In the months that followed, besides being happy with my two boys, I was also dog-tired, constantly ill due to a lack of resistance and was plagued with guilt. The boys were healthy, but also tiny and very fragile and when they went to daycare after four months because I went back to work, my heart broke every day.
Career
I had a good job as a marketing manager. I thought my career was important and crèches, they were there for mothers like me. Mothers with a life, mothers with a career. So why did I drive away crying so often? Everything started to bother me: the lack of sleep, the guilt, the fact that Pim didn’t seem to find it difficult. Then it had to be me, right?
Change
At that time, my work was not going well. It was restless due to a change in management and I was expected to step up a few notches. Nothing came of the 32 hours I was supposed to work, which soon became more than forty.

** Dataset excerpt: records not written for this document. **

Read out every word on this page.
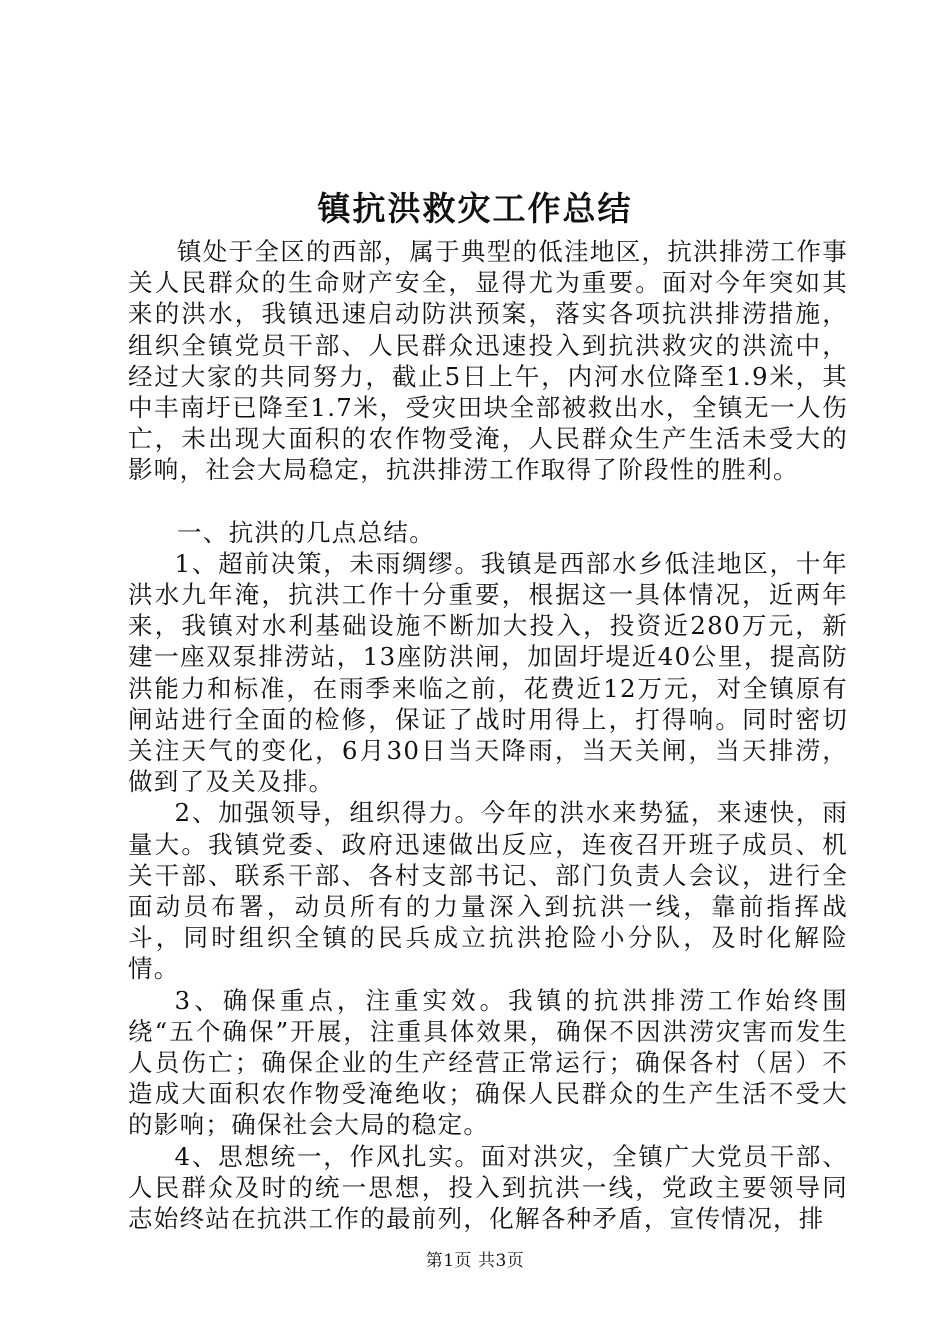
镇抗洪救灾工作总结

镇处于全区的西部，属于典型的低洼地区，抗洪排涝工作事关人民群众的生命财产安全，显得尤为重要。面对今年突如其来的洪水，我镇迅速启动防洪预案，落实各项抗洪排涝措施，组织全镇党员干部、人民群众迅速投入到抗洪救灾的洪流中，经过大家的共同努力，截止5日上午，内河水位降至1.9米，其中丰南圩已降至1.7米，受灾田块全部被救出水，全镇无一人伤亡，未出现大面积的农作物受淹，人民群众生产生活未受大的影响，社会大局稳定，抗洪排涝工作取得了阶段性的胜利。

一、抗洪的几点总结。

1、超前决策，未雨绸缪。我镇是西部水乡低洼地区，十年洪水九年淹，抗洪工作十分重要，根据这一具体情况，近两年来，我镇对水利基础设施不断加大投入，投资近280万元，新建一座双泵排涝站，13座防洪闸，加固圩堤近40公里，提高防洪能力和标准，在雨季来临之前，花费近12万元，对全镇原有闸站进行全面的检修，保证了战时用得上，打得响。同时密切关注天气的变化，6月30日当天降雨，当天关闸，当天排涝，做到了及关及排。

2、加强领导，组织得力。今年的洪水来势猛，来速快，雨量大。我镇党委、政府迅速做出反应，连夜召开班子成员、机关干部、联系干部、各村支部书记、部门负责人会议，进行全面动员布署，动员所有的力量深入到抗洪一线，靠前指挥战斗，同时组织全镇的民兵成立抗洪抢险小分队，及时化解险情。

3、确保重点，注重实效。我镇的抗洪排涝工作始终围绕“五个确保”开展，注重具体效果，确保不因洪涝灾害而发生人员伤亡；确保企业的生产经营正常运行；确保各村（居）不造成大面积农作物受淹绝收；确保人民群众的生产生活不受大的影响；确保社会大局的稳定。

4、思想统一，作风扎实。面对洪灾，全镇广大党员干部、人民群众及时的统一思想，投入到抗洪一线，党政主要领导同志始终站在抗洪工作的最前列，化解各种矛盾，宣传情况，排

第1页 共3页
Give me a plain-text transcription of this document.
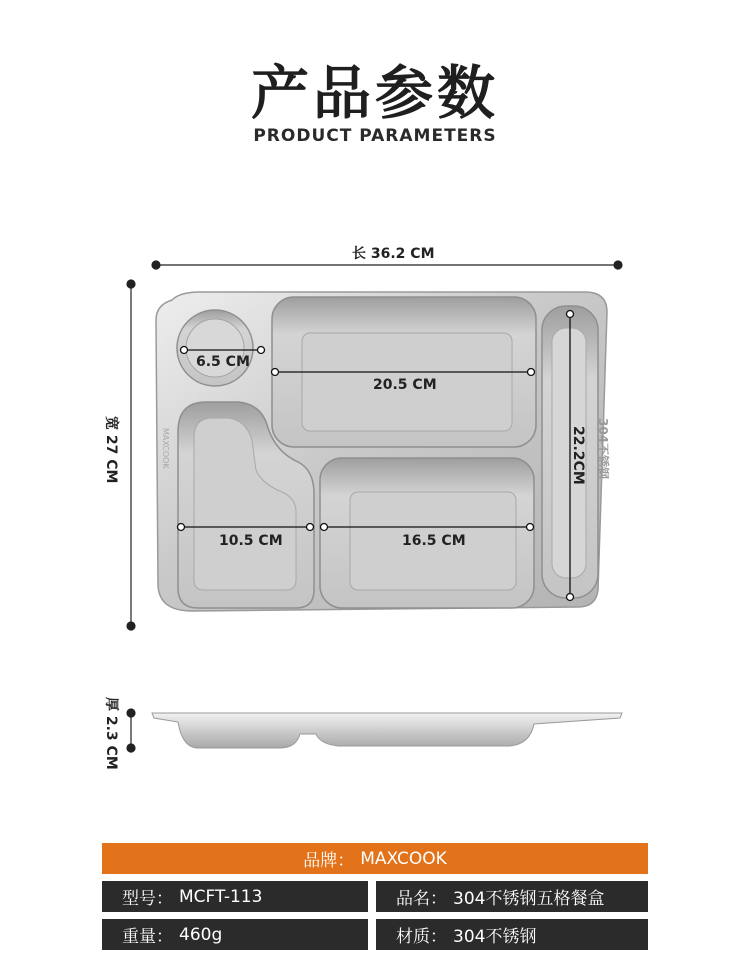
产品参数
PRODUCT PARAMETERS
长 36.2 CM
宽 27 CM
厚 2.3 CM
6.5 CM
20.5 CM
10.5 CM	16.5 CM
22.2CM 304不锈钢
MAXCOOK
品牌： MAXCOOK
型号： MCFT-113	品名： 304不锈钢五格餐盒
重量： 460g	材质： 304不锈钢
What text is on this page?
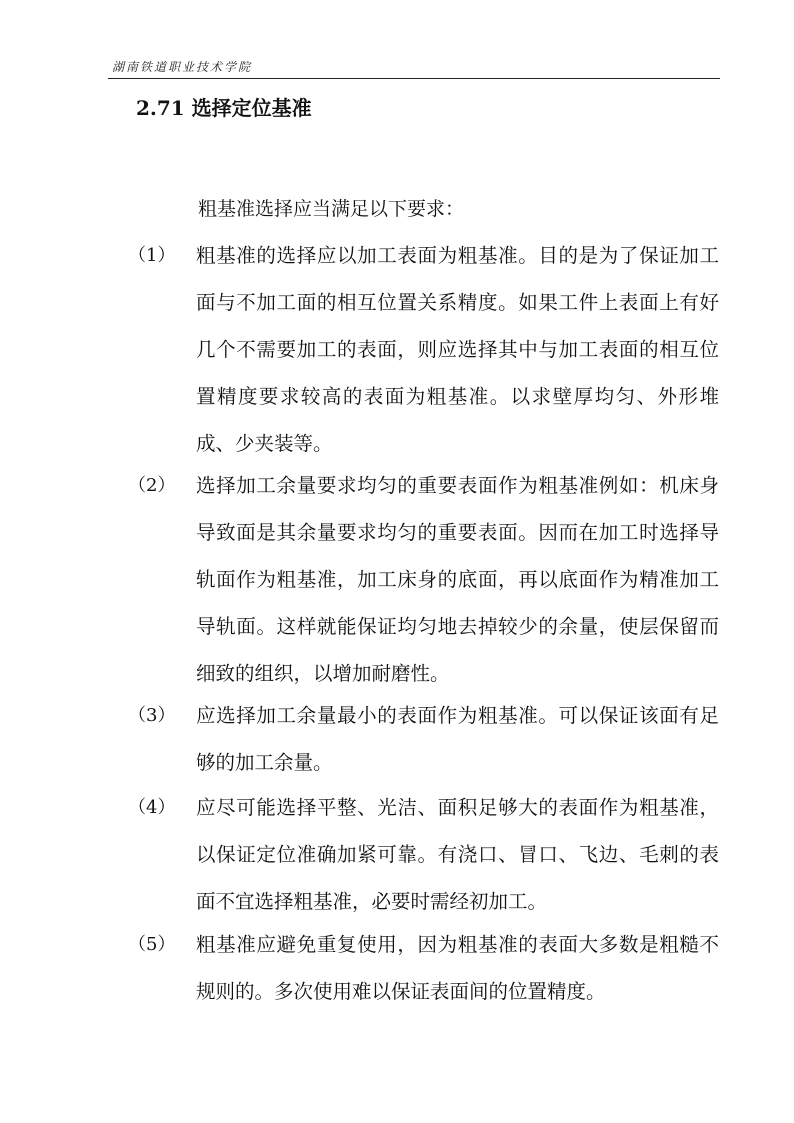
湖南铁道职业技术学院
2.71 选择定位基准
粗基准选择应当满足以下要求：
（1） 粗基准的选择应以加工表面为粗基准。目的是为了保证加工面与不加工面的相互位置关系精度。如果工件上表面上有好几个不需要加工的表面，则应选择其中与加工表面的相互位置精度要求较高的表面为粗基准。以求壁厚均匀、外形堆成、少夹装等。
（2） 选择加工余量要求均匀的重要表面作为粗基准例如：机床身导致面是其余量要求均匀的重要表面。因而在加工时选择导轨面作为粗基准，加工床身的底面，再以底面作为精准加工导轨面。这样就能保证均匀地去掉较少的余量，使层保留而细致的组织，以增加耐磨性。
（3） 应选择加工余量最小的表面作为粗基准。可以保证该面有足够的加工余量。
（4） 应尽可能选择平整、光洁、面积足够大的表面作为粗基准，以保证定位准确加紧可靠。有浇口、冒口、飞边、毛刺的表面不宜选择粗基准，必要时需经初加工。
（5） 粗基准应避免重复使用，因为粗基准的表面大多数是粗糙不规则的。多次使用难以保证表面间的位置精度。
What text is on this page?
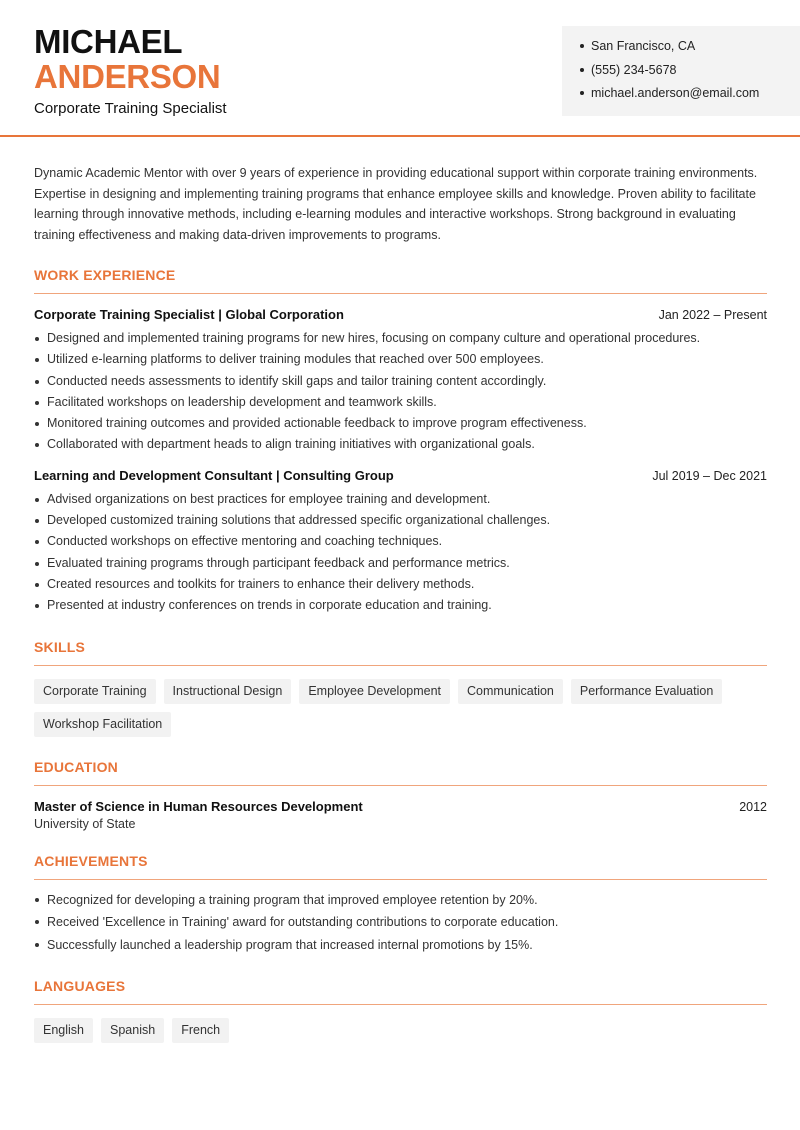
MICHAEL
ANDERSON
Corporate Training Specialist
San Francisco, CA
(555) 234-5678
michael.anderson@email.com

Dynamic Academic Mentor with over 9 years of experience in providing educational support within corporate training environments. Expertise in designing and implementing training programs that enhance employee skills and knowledge. Proven ability to facilitate learning through innovative methods, including e-learning modules and interactive workshops. Strong background in evaluating training effectiveness and making data-driven improvements to programs.

WORK EXPERIENCE
Corporate Training Specialist | Global Corporation	Jan 2022 – Present
Designed and implemented training programs for new hires, focusing on company culture and operational procedures.
Utilized e-learning platforms to deliver training modules that reached over 500 employees.
Conducted needs assessments to identify skill gaps and tailor training content accordingly.
Facilitated workshops on leadership development and teamwork skills.
Monitored training outcomes and provided actionable feedback to improve program effectiveness.
Collaborated with department heads to align training initiatives with organizational goals.
Learning and Development Consultant | Consulting Group	Jul 2019 – Dec 2021
Advised organizations on best practices for employee training and development.
Developed customized training solutions that addressed specific organizational challenges.
Conducted workshops on effective mentoring and coaching techniques.
Evaluated training programs through participant feedback and performance metrics.
Created resources and toolkits for trainers to enhance their delivery methods.
Presented at industry conferences on trends in corporate education and training.
SKILLS
Corporate Training	Instructional Design	Employee Development	Communication	Performance Evaluation
Workshop Facilitation
EDUCATION
Master of Science in Human Resources Development	2012
University of State
ACHIEVEMENTS
Recognized for developing a training program that improved employee retention by 20%.
Received 'Excellence in Training' award for outstanding contributions to corporate education.
Successfully launched a leadership program that increased internal promotions by 15%.
LANGUAGES
English	Spanish	French
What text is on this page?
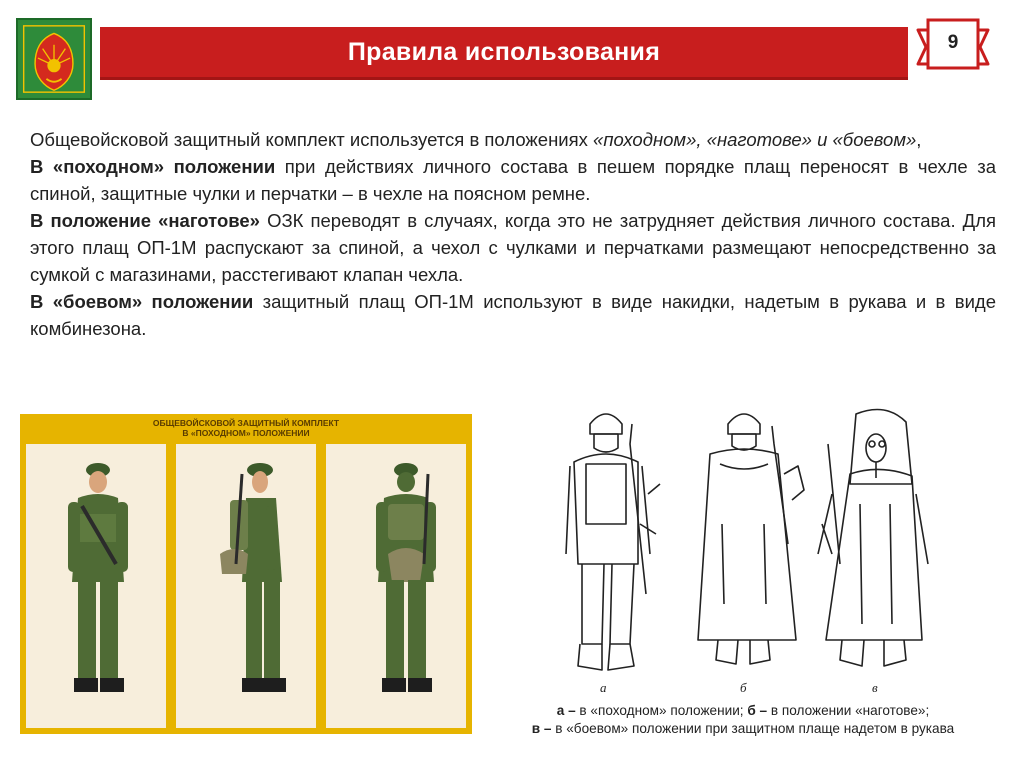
Правила использования	9

Общевойсковой защитный комплект используется в положениях «походном», «наготове» и «боевом»,

В «походном» положении при действиях личного состава в пешем порядке плащ переносят в чехле за спиной, защитные чулки и перчатки – в чехле на поясном ремне.

В положение «наготове» ОЗК переводят в случаях, когда это не затрудняет действия личного состава. Для этого плащ ОП-1М распускают за спиной, а чехол с чулками и перчатками размещают непосредственно за сумкой с магазинами, расстегивают клапан чехла.

В «боевом» положении защитный плащ ОП-1М используют в виде накидки, надетым в рукава и в виде комбинезона.

ОБЩЕВОЙСКОВОЙ ЗАЩИТНЫЙ КОМПЛЕКТ
В «ПОХОДНОМ» ПОЛОЖЕНИИ
а	б	в
а – в «походном» положении; б – в положении «наготове»;
в – в «боевом» положении при защитном плаще надетом в рукава
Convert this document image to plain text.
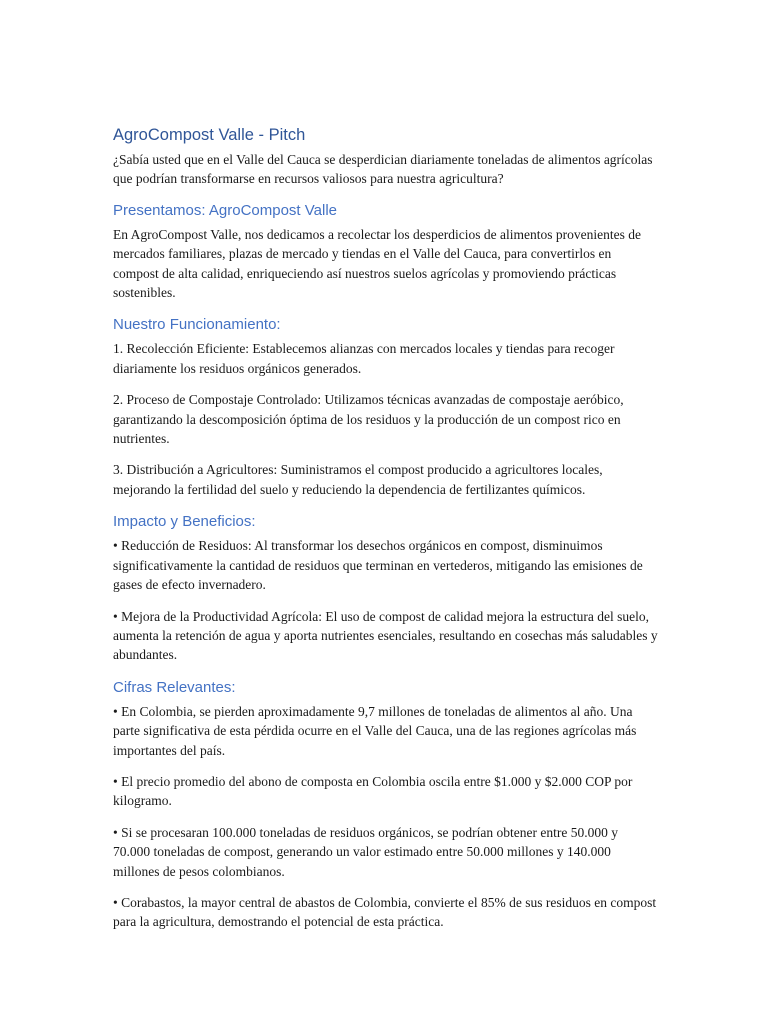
AgroCompost Valle - Pitch

¿Sabía usted que en el Valle del Cauca se desperdician diariamente toneladas de alimentos agrícolas que podrían transformarse en recursos valiosos para nuestra agricultura?

Presentamos: AgroCompost Valle

En AgroCompost Valle, nos dedicamos a recolectar los desperdicios de alimentos provenientes de mercados familiares, plazas de mercado y tiendas en el Valle del Cauca, para convertirlos en compost de alta calidad, enriqueciendo así nuestros suelos agrícolas y promoviendo prácticas sostenibles.

Nuestro Funcionamiento:

1. Recolección Eficiente: Establecemos alianzas con mercados locales y tiendas para recoger diariamente los residuos orgánicos generados.

2. Proceso de Compostaje Controlado: Utilizamos técnicas avanzadas de compostaje aeróbico, garantizando la descomposición óptima de los residuos y la producción de un compost rico en nutrientes.

3. Distribución a Agricultores: Suministramos el compost producido a agricultores locales, mejorando la fertilidad del suelo y reduciendo la dependencia de fertilizantes químicos.

Impacto y Beneficios:

• Reducción de Residuos: Al transformar los desechos orgánicos en compost, disminuimos significativamente la cantidad de residuos que terminan en vertederos, mitigando las emisiones de gases de efecto invernadero.

• Mejora de la Productividad Agrícola: El uso de compost de calidad mejora la estructura del suelo, aumenta la retención de agua y aporta nutrientes esenciales, resultando en cosechas más saludables y abundantes.

Cifras Relevantes:

• En Colombia, se pierden aproximadamente 9,7 millones de toneladas de alimentos al año. Una parte significativa de esta pérdida ocurre en el Valle del Cauca, una de las regiones agrícolas más importantes del país.

• El precio promedio del abono de composta en Colombia oscila entre $1.000 y $2.000 COP por kilogramo.

• Si se procesaran 100.000 toneladas de residuos orgánicos, se podrían obtener entre 50.000 y 70.000 toneladas de compost, generando un valor estimado entre 50.000 millones y 140.000 millones de pesos colombianos.

• Corabastos, la mayor central de abastos de Colombia, convierte el 85% de sus residuos en compost para la agricultura, demostrando el potencial de esta práctica.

It was a ‘men’s culture’; if I had to leave because the shelter was about to close, people clearly liked it. No understanding, nothing, even though I opened the laptop again as soon as the twins were asleep and only closed it when it was already after two in the night.
“We could have just divorced, we lost each other that much”
Of course that couldn’t go well for long. It all looked very successful from the outside: a big house, nice cars, fancy vacations. But on a day to day basis it didn’t feel successful at all. We were just stressed. And quarrels that arose from that stress.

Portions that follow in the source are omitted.